Şu da emredildi: Yüzünü dine bir Hanif olarak çevir. Sakın müşriklerden olma.
Yunus Suresi 105
Ben bir Hanif olarak yüzümü gökleri ve yeri yaratana döndürdüm. Müşriklerden değilim ben.
Enam Suresi 79
İbrahim ne bir Yahudi idi, ne de bir Hıristiyan. O sadece hanif bir müslümandı. O müşriklerden değildi.
Ali İmran Suresi 67
Şu da kuşkusuz ki, İbrahim başlıbaşına bir ümmetti; bir Hanif olarak Allah'ın önünde eğiliyordu. Müşriklerden değildi.
Nahl Suresi 123
De ki Allah doğrusunu söylemiştir / vaadinde sadıktır.Haydi artık Hanif olarak İbrahim'in Milleti'ne uyun! Müşriklerden değildi o.
Ali İmran Suresi 95
Allah'a ortak koşmadan, Hanifler olarak... Allah'a ortak koşan kişi, gökten düşmüş de kendisini kuşlar kapışıyor veya rüzgar onu uzak bir yere fırlatıp atıyor gibidir.

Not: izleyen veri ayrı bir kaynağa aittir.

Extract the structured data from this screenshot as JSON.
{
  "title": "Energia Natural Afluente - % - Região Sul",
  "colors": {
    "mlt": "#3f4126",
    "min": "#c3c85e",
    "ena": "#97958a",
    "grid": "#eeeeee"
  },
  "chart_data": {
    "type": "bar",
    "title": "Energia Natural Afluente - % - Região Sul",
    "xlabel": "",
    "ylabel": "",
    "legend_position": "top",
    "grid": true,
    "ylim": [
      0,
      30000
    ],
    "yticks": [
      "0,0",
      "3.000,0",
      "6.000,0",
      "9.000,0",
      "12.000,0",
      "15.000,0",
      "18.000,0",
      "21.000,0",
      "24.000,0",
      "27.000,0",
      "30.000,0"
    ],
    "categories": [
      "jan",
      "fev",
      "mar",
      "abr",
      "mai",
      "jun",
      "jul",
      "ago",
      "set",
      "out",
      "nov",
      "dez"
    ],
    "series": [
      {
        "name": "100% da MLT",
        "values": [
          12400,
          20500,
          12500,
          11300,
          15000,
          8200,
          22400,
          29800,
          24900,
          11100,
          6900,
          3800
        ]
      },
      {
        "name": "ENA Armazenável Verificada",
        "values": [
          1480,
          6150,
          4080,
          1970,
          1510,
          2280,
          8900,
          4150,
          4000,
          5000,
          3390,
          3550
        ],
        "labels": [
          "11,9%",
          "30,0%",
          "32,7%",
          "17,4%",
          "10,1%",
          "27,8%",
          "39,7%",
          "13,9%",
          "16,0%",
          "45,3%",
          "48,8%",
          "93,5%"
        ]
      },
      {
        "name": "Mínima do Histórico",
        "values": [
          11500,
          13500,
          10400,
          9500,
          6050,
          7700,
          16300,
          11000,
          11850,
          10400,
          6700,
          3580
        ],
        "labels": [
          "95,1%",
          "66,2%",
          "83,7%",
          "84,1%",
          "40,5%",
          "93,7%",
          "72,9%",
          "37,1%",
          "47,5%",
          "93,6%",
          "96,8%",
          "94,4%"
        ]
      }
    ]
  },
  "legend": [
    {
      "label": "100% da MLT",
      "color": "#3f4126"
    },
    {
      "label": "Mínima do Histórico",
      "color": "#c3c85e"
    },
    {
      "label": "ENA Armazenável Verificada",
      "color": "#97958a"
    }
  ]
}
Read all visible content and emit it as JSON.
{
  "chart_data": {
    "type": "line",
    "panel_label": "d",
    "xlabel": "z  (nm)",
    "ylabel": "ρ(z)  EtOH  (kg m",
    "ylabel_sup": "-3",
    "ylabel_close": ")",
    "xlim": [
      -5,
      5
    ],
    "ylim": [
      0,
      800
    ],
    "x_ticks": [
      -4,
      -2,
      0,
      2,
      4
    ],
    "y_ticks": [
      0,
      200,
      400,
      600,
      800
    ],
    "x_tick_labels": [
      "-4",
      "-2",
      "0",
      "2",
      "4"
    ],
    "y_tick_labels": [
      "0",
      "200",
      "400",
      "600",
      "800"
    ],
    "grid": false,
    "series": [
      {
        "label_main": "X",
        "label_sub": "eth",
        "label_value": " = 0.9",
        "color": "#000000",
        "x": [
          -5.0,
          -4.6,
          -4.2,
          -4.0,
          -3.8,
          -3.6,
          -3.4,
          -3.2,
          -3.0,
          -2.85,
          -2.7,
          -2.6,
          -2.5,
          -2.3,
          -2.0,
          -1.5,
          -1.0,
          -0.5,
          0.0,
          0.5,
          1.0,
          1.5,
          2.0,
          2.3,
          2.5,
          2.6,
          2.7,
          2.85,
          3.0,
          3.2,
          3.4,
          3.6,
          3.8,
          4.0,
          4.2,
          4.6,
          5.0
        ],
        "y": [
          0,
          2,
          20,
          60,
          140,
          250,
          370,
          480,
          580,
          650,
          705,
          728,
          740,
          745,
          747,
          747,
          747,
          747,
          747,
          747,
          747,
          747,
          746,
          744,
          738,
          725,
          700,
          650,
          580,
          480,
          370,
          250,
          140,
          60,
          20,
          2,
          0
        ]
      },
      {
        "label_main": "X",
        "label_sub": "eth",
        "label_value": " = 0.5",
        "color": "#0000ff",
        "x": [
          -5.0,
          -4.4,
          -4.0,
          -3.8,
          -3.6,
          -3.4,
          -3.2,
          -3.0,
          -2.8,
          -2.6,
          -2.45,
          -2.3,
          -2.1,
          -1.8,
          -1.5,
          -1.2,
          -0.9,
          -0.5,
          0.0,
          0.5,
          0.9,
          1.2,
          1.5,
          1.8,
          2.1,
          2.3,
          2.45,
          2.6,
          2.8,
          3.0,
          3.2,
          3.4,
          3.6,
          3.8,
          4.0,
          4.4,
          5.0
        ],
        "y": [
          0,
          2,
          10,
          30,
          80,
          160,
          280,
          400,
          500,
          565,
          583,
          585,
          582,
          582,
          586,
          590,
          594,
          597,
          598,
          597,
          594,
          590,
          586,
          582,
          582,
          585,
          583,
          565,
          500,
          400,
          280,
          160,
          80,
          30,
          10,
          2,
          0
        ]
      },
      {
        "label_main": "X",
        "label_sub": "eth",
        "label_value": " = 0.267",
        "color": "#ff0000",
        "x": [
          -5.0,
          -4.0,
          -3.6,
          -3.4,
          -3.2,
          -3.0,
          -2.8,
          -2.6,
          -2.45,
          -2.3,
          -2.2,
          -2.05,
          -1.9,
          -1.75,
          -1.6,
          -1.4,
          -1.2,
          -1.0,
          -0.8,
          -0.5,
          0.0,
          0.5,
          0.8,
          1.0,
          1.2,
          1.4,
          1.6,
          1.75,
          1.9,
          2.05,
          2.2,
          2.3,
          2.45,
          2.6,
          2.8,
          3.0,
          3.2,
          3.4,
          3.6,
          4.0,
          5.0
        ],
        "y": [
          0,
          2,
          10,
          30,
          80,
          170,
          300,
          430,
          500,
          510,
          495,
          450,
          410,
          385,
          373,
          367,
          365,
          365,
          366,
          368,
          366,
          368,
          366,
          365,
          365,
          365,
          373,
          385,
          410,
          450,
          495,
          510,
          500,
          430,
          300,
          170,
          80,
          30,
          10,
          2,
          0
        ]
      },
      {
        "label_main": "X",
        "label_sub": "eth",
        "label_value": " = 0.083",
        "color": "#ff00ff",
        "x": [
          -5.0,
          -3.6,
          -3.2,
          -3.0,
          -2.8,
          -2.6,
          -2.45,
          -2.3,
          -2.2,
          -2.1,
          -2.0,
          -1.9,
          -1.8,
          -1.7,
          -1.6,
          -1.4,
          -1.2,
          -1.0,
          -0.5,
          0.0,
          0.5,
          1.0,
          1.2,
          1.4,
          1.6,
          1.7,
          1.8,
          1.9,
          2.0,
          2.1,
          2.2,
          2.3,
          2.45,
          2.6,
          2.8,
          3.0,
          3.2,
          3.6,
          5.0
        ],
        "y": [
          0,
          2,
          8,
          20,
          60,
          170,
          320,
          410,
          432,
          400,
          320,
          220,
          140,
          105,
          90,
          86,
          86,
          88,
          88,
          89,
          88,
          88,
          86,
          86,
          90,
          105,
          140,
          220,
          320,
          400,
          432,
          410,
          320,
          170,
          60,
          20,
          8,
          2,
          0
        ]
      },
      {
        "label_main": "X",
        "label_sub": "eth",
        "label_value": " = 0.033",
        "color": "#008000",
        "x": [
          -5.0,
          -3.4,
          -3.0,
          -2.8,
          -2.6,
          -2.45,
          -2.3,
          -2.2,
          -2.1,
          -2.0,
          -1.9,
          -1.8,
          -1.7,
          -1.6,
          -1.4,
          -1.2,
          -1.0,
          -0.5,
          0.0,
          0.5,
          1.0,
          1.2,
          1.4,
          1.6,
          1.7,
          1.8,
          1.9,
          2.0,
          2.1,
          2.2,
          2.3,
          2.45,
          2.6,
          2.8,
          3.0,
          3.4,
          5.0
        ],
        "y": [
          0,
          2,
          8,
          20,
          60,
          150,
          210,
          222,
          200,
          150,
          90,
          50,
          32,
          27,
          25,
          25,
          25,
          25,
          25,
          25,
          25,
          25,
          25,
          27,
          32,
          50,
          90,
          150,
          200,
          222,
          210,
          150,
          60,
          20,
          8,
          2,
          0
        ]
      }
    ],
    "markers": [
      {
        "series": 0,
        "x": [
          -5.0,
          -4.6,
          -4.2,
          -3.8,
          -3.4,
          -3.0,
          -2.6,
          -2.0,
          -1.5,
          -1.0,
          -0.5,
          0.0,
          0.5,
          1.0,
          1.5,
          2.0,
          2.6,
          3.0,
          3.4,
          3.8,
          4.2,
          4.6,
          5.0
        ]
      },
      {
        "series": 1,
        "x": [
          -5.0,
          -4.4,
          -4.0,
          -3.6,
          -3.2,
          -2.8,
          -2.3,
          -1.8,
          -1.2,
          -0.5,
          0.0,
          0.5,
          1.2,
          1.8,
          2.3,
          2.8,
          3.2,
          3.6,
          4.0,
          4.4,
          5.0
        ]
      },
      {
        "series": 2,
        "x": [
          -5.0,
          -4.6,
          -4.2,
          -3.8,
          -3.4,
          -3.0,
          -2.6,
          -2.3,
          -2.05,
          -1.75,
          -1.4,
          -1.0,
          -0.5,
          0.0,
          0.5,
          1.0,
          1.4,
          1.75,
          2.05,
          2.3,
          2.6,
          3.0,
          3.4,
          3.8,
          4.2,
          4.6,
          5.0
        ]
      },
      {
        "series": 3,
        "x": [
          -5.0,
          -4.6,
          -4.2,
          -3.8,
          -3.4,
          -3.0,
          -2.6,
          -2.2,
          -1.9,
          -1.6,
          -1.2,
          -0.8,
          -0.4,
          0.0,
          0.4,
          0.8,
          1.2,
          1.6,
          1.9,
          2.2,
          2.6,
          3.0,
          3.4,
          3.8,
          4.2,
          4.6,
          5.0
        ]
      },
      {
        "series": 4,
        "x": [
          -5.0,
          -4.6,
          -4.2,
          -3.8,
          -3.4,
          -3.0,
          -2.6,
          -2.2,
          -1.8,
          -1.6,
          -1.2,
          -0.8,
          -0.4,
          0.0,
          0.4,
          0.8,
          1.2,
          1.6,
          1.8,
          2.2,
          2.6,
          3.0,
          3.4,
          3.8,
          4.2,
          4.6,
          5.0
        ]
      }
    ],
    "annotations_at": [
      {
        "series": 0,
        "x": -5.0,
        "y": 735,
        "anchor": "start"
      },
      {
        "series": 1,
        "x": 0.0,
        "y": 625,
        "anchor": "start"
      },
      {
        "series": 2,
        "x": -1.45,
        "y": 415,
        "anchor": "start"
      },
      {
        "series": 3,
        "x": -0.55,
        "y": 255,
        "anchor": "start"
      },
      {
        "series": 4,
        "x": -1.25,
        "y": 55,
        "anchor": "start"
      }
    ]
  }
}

Bilinizki bir çok kişi yazılanları okuyor ve faydalanıyor.
Diyanet bile eskiden düşünülmesi bile zor olan bazı şeylerin değişmesi gerektiğini söylüyor ise, bunun alt yapısı buradakiler gibi aklı çalıştırmaya yönlendiren ve düşünen samimi insanlardır.
bunun sebebi okunmadığı veya tepki verilmediğini sandığımız fikir paylaşımlarıdır.
Müsterih olalım, herşey yerli yerindedir ve ancak Allahın dilediği gibi olur.
15:94-99 “Öyleyse sana emredileni açıkça ortaya koy ve müşriklere de aldırma. Alay edenlere karşı biz sana yeteriz. Onlar ki ALLAH ile beraber başka tanrılar oluşturdular. Yakında bilecekler. Söylediklerinden ötürü göğsünün daraldığını biliyoruz. Sen Rabbini hamd ile tesbih et ve secde edenlerden ol. Ve sana yakîn (ölüm) gelinceye kadar Rabbine ibadet et!”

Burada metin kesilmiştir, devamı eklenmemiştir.